Interactive programming for Machine Learning in 2017


I am always aiming to reduce the time between writing code and actually seeing the results. Not only it allows to test rarely-used API faster and catch bugs earlier, but also enables faster prototyping. In some areas, like machine learning and data science, it is not even a matter of convenience, but necessity.

We can see the rise of IDEs and tools that allow to perform exploratory analysis easier, and more and more languages incorporate REPL (Read–eval–print loop) in their toolset. This stuff is designed to give you feedback about your code and your data as soon as possible. It gives you the feel of how your data is structured, how changing simple parameters (or entire algorithm) affects your solution and lets you reduce time between adding new code and seeing it in action.

I am a big fan of Bret Victor work, especially his talk Inventing on Principle and related work, like Learnable Programming. His ideas inspired projects like Light Table and Khans Academy live coding. Light Table was positioned as the IDE allowing to run code inline and get instant feedback, it also supported many different languages.

Light Table watches

It had a really successful Kickstarter campaign and later it somehow lost steam, but before that it gave inspiration (of course alongside Bret Victor’s work) to many great things, like powerful Swift Playground from Apple and... Hydrogen, which I will show you today.


Hydrogen is a package for Atom editor that allows interactive programming in different languages. I would call it a bridge, or even a sweet spot, between Jupyter Notebooks and a full blown IDE (like IntelliJ IDEA). The former is designed solely as an exploratory tool (maybe it is not designed for it, but used by many people for this kind of work), the latter as an application development IDE. With Hydrogen you can have the best of both worlds with much more. You can test everything right away and have room for organizing code like in IDE for normal applications.

But what exactly is this interactive programming, instant feedback and so on? For starter, you can do something like this:

Run parts of the code and get instant results

Select the code you are interested in and just press ⌘+Enter. Instant feedback.

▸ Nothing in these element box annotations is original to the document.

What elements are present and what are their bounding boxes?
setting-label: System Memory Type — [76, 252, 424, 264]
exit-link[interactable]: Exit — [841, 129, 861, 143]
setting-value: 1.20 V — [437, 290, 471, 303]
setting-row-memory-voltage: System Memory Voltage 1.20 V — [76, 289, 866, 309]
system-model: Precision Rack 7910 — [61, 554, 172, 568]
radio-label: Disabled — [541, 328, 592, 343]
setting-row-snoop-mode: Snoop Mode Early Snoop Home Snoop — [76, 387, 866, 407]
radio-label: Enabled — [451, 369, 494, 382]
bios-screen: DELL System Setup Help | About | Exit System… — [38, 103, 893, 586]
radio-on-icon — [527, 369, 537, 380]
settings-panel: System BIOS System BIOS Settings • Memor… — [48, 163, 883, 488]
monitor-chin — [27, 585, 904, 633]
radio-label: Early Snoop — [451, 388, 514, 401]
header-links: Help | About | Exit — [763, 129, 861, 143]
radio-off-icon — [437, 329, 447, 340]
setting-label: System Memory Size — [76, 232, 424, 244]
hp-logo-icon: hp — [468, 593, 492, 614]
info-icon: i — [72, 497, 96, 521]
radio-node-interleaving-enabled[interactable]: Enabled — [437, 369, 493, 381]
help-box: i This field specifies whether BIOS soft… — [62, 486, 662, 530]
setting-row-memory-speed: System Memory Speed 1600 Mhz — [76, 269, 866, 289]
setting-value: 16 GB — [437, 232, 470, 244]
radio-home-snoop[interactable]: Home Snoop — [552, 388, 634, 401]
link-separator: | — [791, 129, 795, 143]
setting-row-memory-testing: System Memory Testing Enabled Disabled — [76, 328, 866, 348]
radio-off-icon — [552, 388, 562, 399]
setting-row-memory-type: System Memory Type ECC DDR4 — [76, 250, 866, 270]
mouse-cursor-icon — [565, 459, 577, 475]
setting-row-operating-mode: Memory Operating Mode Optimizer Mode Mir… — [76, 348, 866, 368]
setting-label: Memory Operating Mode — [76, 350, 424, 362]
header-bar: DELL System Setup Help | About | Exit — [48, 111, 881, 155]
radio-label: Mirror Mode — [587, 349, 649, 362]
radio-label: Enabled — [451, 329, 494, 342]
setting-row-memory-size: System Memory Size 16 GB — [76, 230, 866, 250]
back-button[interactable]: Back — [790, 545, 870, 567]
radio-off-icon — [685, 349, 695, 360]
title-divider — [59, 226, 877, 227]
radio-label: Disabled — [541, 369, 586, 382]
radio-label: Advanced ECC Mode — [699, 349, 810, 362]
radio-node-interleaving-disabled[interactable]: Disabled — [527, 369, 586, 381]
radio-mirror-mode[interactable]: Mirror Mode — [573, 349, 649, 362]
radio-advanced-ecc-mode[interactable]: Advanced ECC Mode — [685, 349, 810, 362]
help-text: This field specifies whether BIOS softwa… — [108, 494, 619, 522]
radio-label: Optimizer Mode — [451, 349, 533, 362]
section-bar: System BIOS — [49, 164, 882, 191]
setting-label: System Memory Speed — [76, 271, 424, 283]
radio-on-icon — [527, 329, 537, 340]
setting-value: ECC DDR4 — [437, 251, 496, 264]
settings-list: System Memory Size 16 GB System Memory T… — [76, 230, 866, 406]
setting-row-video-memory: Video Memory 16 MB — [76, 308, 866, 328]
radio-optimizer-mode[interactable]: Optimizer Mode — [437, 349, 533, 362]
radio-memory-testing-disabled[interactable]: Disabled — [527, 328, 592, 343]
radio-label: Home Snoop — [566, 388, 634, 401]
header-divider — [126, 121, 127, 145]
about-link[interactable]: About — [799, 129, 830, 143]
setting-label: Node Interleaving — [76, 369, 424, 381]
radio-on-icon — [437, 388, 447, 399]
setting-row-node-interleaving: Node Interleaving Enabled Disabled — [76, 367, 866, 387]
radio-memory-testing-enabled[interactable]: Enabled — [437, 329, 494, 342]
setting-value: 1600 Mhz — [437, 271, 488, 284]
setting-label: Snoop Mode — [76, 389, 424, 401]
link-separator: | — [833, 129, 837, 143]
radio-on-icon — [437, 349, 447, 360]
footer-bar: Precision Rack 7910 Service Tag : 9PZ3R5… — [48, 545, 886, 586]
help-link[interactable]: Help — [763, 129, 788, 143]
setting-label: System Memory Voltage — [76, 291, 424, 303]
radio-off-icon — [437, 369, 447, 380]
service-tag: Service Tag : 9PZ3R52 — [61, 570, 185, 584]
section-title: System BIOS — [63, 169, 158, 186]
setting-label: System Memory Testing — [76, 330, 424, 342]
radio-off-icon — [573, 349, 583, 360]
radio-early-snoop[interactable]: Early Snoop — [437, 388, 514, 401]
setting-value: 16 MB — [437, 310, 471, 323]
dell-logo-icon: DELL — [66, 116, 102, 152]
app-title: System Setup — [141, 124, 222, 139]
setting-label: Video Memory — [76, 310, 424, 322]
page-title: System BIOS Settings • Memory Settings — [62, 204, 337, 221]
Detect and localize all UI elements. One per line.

You can execute and see anything inline, not only the parts of code that output text:

See graphics and plots inline in Atom

Watch expressions

This is really nice, you can tweak your algorithm and with every change you send to underlying kernel, the watcher will execute your code. Whenever you change something, e.g. plot new values for precision, recall, accuracy and so on, you can browse the history of your changes, like this:

Watch expressions in action

Precise autocompletion

You can get the precise autocompletion for your living objects because Hydrogen does not need to guess about your code (like in dynamic languages), it can inspect objects and get all info from them.

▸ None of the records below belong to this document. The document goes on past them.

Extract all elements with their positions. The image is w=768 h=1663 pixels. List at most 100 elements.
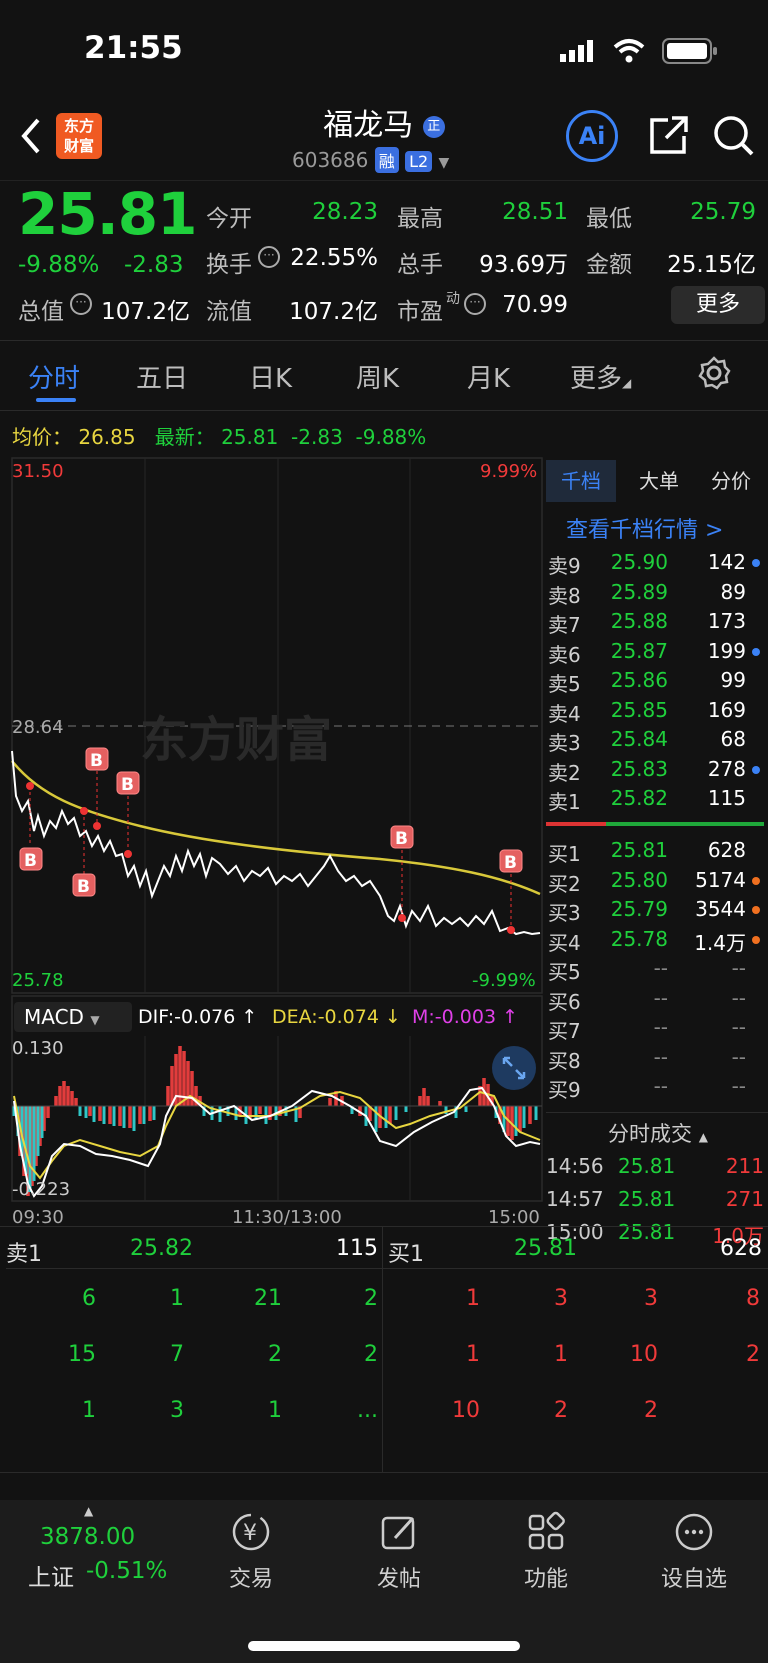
latest-value: 25.81 xyxy=(221,425,279,449)
sells-level-row[interactable]: 卖6 25.87 199 xyxy=(546,637,768,667)
share-icon[interactable] xyxy=(646,114,690,162)
buys-level-row[interactable]: 买7 -- -- xyxy=(546,1013,768,1043)
ai-button[interactable]: Ai xyxy=(566,110,618,162)
buys-level-row[interactable]: 买9 -- -- xyxy=(546,1072,768,1102)
queue-sell-cell: 2 xyxy=(268,1342,282,1367)
home-indicator[interactable] xyxy=(248,1641,520,1651)
nav-functions[interactable]: 功能 xyxy=(496,1510,596,1592)
index-value[interactable]: 3878.00 xyxy=(40,1524,135,1550)
watermark: 东方财富 xyxy=(140,712,332,768)
queue-sell-cell: 15 xyxy=(68,1342,96,1367)
avg-line-info: 均价： 26.85 最新： 25.81 -2.83 -9.88% xyxy=(12,421,426,450)
b-marker[interactable]: B xyxy=(19,782,43,871)
b-marker[interactable]: B xyxy=(499,849,523,934)
sells-level-row[interactable]: 卖2 25.83 278 xyxy=(546,755,768,785)
stock-code-row[interactable]: 603686 融 L2 ▼ xyxy=(292,147,449,173)
tab-intraday[interactable]: 分时 xyxy=(28,358,80,395)
queue-buy-price: 25.81 xyxy=(514,1236,577,1261)
queue-sell-cell: 6 xyxy=(82,1286,96,1311)
macd-label: MACD xyxy=(24,1005,84,1029)
level-price: -- xyxy=(653,985,668,1010)
tab-thousand-level[interactable]: 千档 xyxy=(546,460,616,502)
buys-level-row[interactable]: 买3 25.79 3544 xyxy=(546,895,768,925)
macd-y-top: 0.130 xyxy=(12,1038,64,1059)
sells-level-row[interactable]: 卖4 25.85 169 xyxy=(546,696,768,726)
queue-sell-cell: ... xyxy=(357,1398,378,1423)
l2-badge: L2 xyxy=(405,151,433,172)
high-value: 28.51 xyxy=(502,199,568,225)
tab-weekly-k[interactable]: 周K xyxy=(356,358,399,395)
sells-level-row[interactable]: 卖8 25.89 89 xyxy=(546,578,768,608)
tab-large-orders[interactable]: 大单 xyxy=(624,460,694,502)
queue-sell-cell: 3 xyxy=(170,1398,184,1423)
macd-y-bot: -0.223 xyxy=(12,1179,70,1200)
divider xyxy=(0,410,768,411)
tab-more[interactable]: 更多◢ xyxy=(570,358,631,395)
pe-value: 70.99 xyxy=(502,292,568,318)
svg-text:B: B xyxy=(504,853,517,873)
queue-buy-cell: 2 xyxy=(746,1342,760,1367)
buys-level-row[interactable]: 买2 25.80 5174 xyxy=(546,866,768,896)
level-volume: 115 xyxy=(707,786,746,810)
buys-level-row[interactable]: 买1 25.81 628 xyxy=(546,836,768,866)
info-icon[interactable]: ··· xyxy=(464,293,486,315)
buys-level-row[interactable]: 买4 25.78 1.4万 xyxy=(546,925,768,955)
queue-buy-cell: 1 xyxy=(466,1286,480,1311)
level-price: 25.87 xyxy=(610,638,668,663)
order-dot xyxy=(752,765,760,774)
index-name[interactable]: 上证 xyxy=(28,1558,74,1592)
x-label-start: 09:30 xyxy=(12,1207,64,1226)
trades-title[interactable]: 分时成交 ▲ xyxy=(608,1118,708,1148)
queue-buy-cell: 8 xyxy=(746,1286,760,1311)
settings-icon[interactable] xyxy=(697,356,731,394)
tab-five-day[interactable]: 五日 xyxy=(136,358,188,395)
nav-post[interactable]: 发帖 xyxy=(349,1510,449,1592)
more-dots-icon xyxy=(644,1510,744,1561)
queue-buy-cell: 10 xyxy=(452,1398,480,1423)
sells-level-row[interactable]: 卖3 25.84 68 xyxy=(546,725,768,755)
nav-set-watchlist[interactable]: 设自选 xyxy=(644,1510,744,1592)
level-price: 25.78 xyxy=(610,926,668,951)
level-price: -- xyxy=(653,1015,668,1039)
sells-level-row[interactable]: 卖7 25.88 173 xyxy=(546,607,768,637)
tab-price-distribution[interactable]: 分价 xyxy=(696,460,766,502)
mktcap-label: 总值 xyxy=(18,299,64,325)
search-icon[interactable] xyxy=(712,114,756,162)
info-icon[interactable]: ··· xyxy=(258,246,280,268)
trade-row: 14:57 25.81 271 xyxy=(546,1183,768,1216)
pct-top-label: 9.99% xyxy=(480,461,537,482)
b-marker[interactable]: B xyxy=(85,747,109,830)
level-label: 买7 xyxy=(548,1019,581,1043)
open-label: 今开 xyxy=(206,206,252,232)
buys-level-row[interactable]: 买6 -- -- xyxy=(546,984,768,1014)
pe-superscript: 动 xyxy=(446,291,460,307)
level-price: 25.80 xyxy=(610,867,668,892)
level-label: 买8 xyxy=(548,1048,581,1073)
level-price: 25.85 xyxy=(610,697,668,722)
change-value: -2.83 xyxy=(124,252,184,278)
tab-daily-k[interactable]: 日K xyxy=(249,358,292,395)
expand-icon[interactable] xyxy=(492,1046,536,1090)
buys-level-row[interactable]: 买5 -- -- xyxy=(546,954,768,984)
macd-selector[interactable]: MACD ▼ xyxy=(14,1002,132,1032)
trade-time: 14:57 xyxy=(546,1187,604,1211)
b-marker[interactable]: B xyxy=(72,807,96,897)
view-depth-link[interactable]: 查看千档行情 > xyxy=(566,512,723,544)
nav-trade[interactable]: ¥ 交易 xyxy=(201,1510,301,1592)
sells-level-row[interactable]: 卖9 25.90 142 xyxy=(546,548,768,578)
nav-set-watchlist-label: 设自选 xyxy=(660,1567,727,1592)
tab-monthly-k[interactable]: 月K xyxy=(467,358,510,395)
sells-level-row[interactable]: 卖5 25.86 99 xyxy=(546,666,768,696)
info-icon[interactable]: ··· xyxy=(70,293,92,315)
sells-level-row[interactable]: 卖1 25.82 115 xyxy=(546,784,768,814)
amount-value: 25.15亿 xyxy=(667,252,756,278)
level-volume: 5174 xyxy=(695,867,746,892)
more-button[interactable]: 更多 xyxy=(671,286,765,324)
buys-level-row[interactable]: 买8 -- -- xyxy=(546,1043,768,1073)
b-marker[interactable]: B xyxy=(116,771,140,858)
trade-volume: 271 xyxy=(725,1187,764,1211)
index-pct[interactable]: -0.51% xyxy=(86,1558,167,1584)
intraday-chart[interactable]: 东方财富 B B B B B B 31.50 9.99% 28.64 25.78… xyxy=(0,456,546,1226)
macd-histogram-cyan xyxy=(12,1106,538,1192)
last-price: 25.81 xyxy=(18,180,197,248)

Autocompletion right from living objects

Object inspection

More features

There are even more fancy features of the tool. With these examples you can check what Hydrogen can do: interactive JSON browser, rendering images, HTML iframe or even interactive plots with Plotly. You can also connect to remote kernels, if you need more power. Yes, Hydrogen in fact connects to the underlying Jupyter kernel so you can have all of its magic at your disposal. And you can use different kernels... even in one file.

Different kernels in one file

So right from your code you can do stuff like ! pip install numpy or execute Jupyter’s magic commands. You can also divide your code into separate cells (like in Jupyter or RStudio) with # %% and with one shortcut execute all code in the entire cell. If you need to see your code, press ⌥+⌘+backspace, it will clear all results, plots etc.; you can even move all outputs to the right dock and focus on the code.


Everything is done without leaving the hackable, highly configurable Atom. And this is the reason I think Hydrogen will succeed. They do not need to write everything by themselves, like folks at LightTable. They simply incorporate kernels from Jupyter. Also, they have the entire ecosystem from Atom at their disposal, and all its libraries written by the community: linters, scripts, simple utilities and the entire configurable editor.

Useful Atom packages

Here is my subjective list of useful Atom packages:

If you liked the editor in IntelliJ IDEA, here are interesting ones:

Remember that you can install them right from the terminal using apm install PACKAGE_NAME and after this, in Atom's command list, choose Window: Reload to get everything installed and refreshed.

Similar environments

There is nothing exactly like Hydrogen, but you can think of some similar tools:

  • Rodeo: More similar to RStudio, but unfortunately, the company behind it (Yhat) was acquired and there have been no new commits for half a year, and without further improvement it is unusable for me.
  • Jupyter Labs: Another thing worth watching, but for now it is not even near to completion according to their site.

There are other IDEs similar to RStudio: wingware, spyder. It is worth to check them out, but for me they were not configurable enough to make my work pleasant (Atom raised the bar significantly), and they lack some necessary shortcuts.


  1. As a bonus you could also try a replacement for front-end of Jupyter notebooks nteract desktop by folks behind Hydrogen.
  2. If you are interested in what the founder of Light Table is doing these days, check his new project - Eve. It is not even close to commercial use, but it presents some really interesting concepts.